On suit les péripéties de Spider Jerusalem, ancien journaliste et écrivain de renom retiré à la montagne depuis cinq ans, devant bon gré mal gré reprendre le chemin de La ville pour clôturer un contrat ; une occasion pour lui de reprendre son statut et de redécouvrir, avec nous, une ville en mutation constante.
Bien vite, sur la seule qualité de son renom, Spider se retrouve à la tête d’une chronique dans un journal, avec un éditeur aux fesses pour le rappeler à sa ponctualité. Qui, très vite débordé par l’exubérant personnage, lui confie une assistante pour tenter de le canaliser, offrant ainsi un panel de personnages variés, même si Spider demeure au centre de toutes les attentions. C’est donc avec cette équipe de choc que nous allons découvrir La ville.
Classique tour de passe-passe permettant d’appréhender la ville au rythme de l’acclimatation de Spider, et de ne pas se perdre en route par la richesse du monde décrit, guidé par notre protagoniste. Warren Ellis évite ainsi un classique écueil si propre à la science-fiction en nous livrant un univers certes riche, mais surtout réfléchi, cohérent et jamais grotesque.
Et pourtant, il ne se prive pas pour perdre le lecteur dans les méandres les plus profonds du grand n’importe quoi -mais toujours structuré-, en brassant nombre de thèmes avec une évolution constante dans le ton de ses histoires, passant avec facilité de la légèreté cynique du sarcasme à des inflexions plus graves lorsqu’il s’agit de ne pas diminuer d’intensité les épisodes plus dramatiques qui parsèment le récit.
Vibrant hommage au journalisme gonzo [1] et à son créateur Hunter S. Thompson, dont le héros est un avatar, cet ouvrage explore avec un violent cynisme les rouages d’un univers futuriste qui est le sien, et par là le nôtre.
Le consumérisme, la religion, l’hégémonie culturelle, la politique, l’idéalisme vérolé et ses militants ambitieux et arrivistes, sont autant à subir les foudres railleuses de notre héros Spider Jerusalem : des nouvelles techniques publicitaires ultra-invasives à la prolifération galeuse de nouvelles religions recyclant les charlatans ; de la guerre du verbe qui a vu disparaître le français qui a eu l’outrecuidance d’exister face à la suprématie anglo-saxonne ; de ces nouveaux hippies qui prônent un mode de vie différent et sont dirigés par rien de moins qu’un arriviste ambitieux et mégalomane aux allures de gourou, jusqu’à un système totalitaire qui n’hésite pas à employer la manipulation et la force uniquement pour assurer son emprise psychologique.

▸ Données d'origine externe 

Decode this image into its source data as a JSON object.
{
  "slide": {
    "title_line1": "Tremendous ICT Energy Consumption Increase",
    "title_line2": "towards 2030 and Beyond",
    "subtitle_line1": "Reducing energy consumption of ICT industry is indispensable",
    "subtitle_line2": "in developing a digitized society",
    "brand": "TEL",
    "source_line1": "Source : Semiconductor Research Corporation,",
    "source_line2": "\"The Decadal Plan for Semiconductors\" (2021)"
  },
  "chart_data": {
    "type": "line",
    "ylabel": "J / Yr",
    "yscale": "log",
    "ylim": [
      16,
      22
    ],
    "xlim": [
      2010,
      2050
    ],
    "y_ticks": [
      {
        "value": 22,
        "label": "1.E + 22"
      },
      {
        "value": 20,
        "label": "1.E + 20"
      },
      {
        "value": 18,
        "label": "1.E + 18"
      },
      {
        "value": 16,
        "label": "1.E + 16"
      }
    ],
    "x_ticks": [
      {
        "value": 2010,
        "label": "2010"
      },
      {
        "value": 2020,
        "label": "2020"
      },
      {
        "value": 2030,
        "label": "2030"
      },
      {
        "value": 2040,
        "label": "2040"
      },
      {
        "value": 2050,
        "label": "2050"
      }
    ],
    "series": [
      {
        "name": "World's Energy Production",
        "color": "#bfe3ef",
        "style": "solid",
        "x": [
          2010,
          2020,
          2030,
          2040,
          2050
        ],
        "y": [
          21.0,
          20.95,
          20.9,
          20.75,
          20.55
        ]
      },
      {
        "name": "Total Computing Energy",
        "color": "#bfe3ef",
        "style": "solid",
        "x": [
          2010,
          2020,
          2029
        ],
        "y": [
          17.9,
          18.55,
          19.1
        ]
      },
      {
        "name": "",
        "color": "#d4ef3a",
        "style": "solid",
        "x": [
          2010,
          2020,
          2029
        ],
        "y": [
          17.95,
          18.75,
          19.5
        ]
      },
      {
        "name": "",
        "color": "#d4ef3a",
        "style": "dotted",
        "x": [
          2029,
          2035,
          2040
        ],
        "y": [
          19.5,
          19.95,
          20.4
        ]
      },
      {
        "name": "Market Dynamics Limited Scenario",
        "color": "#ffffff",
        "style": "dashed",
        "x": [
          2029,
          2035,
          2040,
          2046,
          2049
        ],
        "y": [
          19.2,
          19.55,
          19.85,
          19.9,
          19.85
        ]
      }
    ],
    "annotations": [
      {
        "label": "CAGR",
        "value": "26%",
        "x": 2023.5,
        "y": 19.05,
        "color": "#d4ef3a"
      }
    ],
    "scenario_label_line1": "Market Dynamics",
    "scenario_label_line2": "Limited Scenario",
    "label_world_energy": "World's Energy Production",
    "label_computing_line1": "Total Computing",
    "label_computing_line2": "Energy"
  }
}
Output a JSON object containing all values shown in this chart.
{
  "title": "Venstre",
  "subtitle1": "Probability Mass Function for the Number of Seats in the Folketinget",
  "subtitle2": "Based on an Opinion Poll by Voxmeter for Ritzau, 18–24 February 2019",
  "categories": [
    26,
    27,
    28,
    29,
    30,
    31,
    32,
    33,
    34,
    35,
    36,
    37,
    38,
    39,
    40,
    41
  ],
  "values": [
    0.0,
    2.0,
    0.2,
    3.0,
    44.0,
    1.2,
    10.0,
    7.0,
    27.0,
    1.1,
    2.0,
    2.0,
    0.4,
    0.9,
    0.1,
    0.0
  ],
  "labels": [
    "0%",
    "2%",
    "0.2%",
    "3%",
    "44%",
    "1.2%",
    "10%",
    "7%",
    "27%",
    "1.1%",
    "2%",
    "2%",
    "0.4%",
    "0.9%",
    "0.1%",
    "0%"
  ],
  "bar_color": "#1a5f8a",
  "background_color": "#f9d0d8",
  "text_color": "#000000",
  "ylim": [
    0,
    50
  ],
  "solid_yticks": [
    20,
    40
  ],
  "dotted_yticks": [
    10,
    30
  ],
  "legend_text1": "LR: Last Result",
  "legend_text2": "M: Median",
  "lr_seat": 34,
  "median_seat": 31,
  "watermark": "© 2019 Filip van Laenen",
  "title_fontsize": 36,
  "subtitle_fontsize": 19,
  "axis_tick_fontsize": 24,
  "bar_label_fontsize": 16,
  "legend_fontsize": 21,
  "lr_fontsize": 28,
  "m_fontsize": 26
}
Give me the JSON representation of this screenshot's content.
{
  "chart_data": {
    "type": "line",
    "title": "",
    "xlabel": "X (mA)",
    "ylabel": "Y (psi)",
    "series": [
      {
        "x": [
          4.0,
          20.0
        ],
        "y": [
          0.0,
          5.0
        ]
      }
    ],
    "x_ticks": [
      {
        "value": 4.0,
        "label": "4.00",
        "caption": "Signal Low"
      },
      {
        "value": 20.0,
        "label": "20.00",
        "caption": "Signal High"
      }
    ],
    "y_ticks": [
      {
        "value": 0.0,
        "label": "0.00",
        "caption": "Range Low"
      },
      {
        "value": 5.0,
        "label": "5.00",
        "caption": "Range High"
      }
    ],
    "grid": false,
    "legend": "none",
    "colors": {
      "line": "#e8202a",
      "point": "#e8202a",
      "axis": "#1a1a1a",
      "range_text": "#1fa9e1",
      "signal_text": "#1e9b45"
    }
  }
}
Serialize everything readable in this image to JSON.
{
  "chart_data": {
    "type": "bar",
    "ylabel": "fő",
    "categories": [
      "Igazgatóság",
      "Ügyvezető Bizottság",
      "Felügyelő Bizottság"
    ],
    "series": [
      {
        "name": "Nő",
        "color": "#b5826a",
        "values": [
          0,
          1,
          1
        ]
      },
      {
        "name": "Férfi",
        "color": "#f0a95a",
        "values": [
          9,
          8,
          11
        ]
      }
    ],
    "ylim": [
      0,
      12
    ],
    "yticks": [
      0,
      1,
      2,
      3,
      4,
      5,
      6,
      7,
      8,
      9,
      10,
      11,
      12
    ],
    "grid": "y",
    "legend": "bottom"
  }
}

Autant de sujets qui ploient sous les coups caustiques de spider...
Loin de présenter son héros comme un "serviteur du bien", le récit met en scène un être obsédé par la vérité, quel qu’en soit le prix. Le personnage de Spider se retrouve ainsi bien souvent à devoir assumer les conséquences de son cynisme débridé.
L’album est servi par un dessin précis et toujours juste, avec des couleurs pops et vives qui rendent compte du flot d’informations transmises par des affichages publicitaires qui parasitent autant la cité que l’esprit de notre héros. L’acidité des situations mises en scène confère une ambiance cyberpunk déjantée particulière à La ville, tout en rendant parfaitement compte des différents états d’esprits des protagonistes. C’est simple, c’est efficace et surtout beau.
Intéressant dans la réflexion sur la société qu’il propose, porté par le caractère de son héros, Transmetropolitan est finalement à l’image de ce dernier : parfois brillant, déjanté, intrigant, dynamique et surtout un personnage avec lequel on ne s’ennuie pas.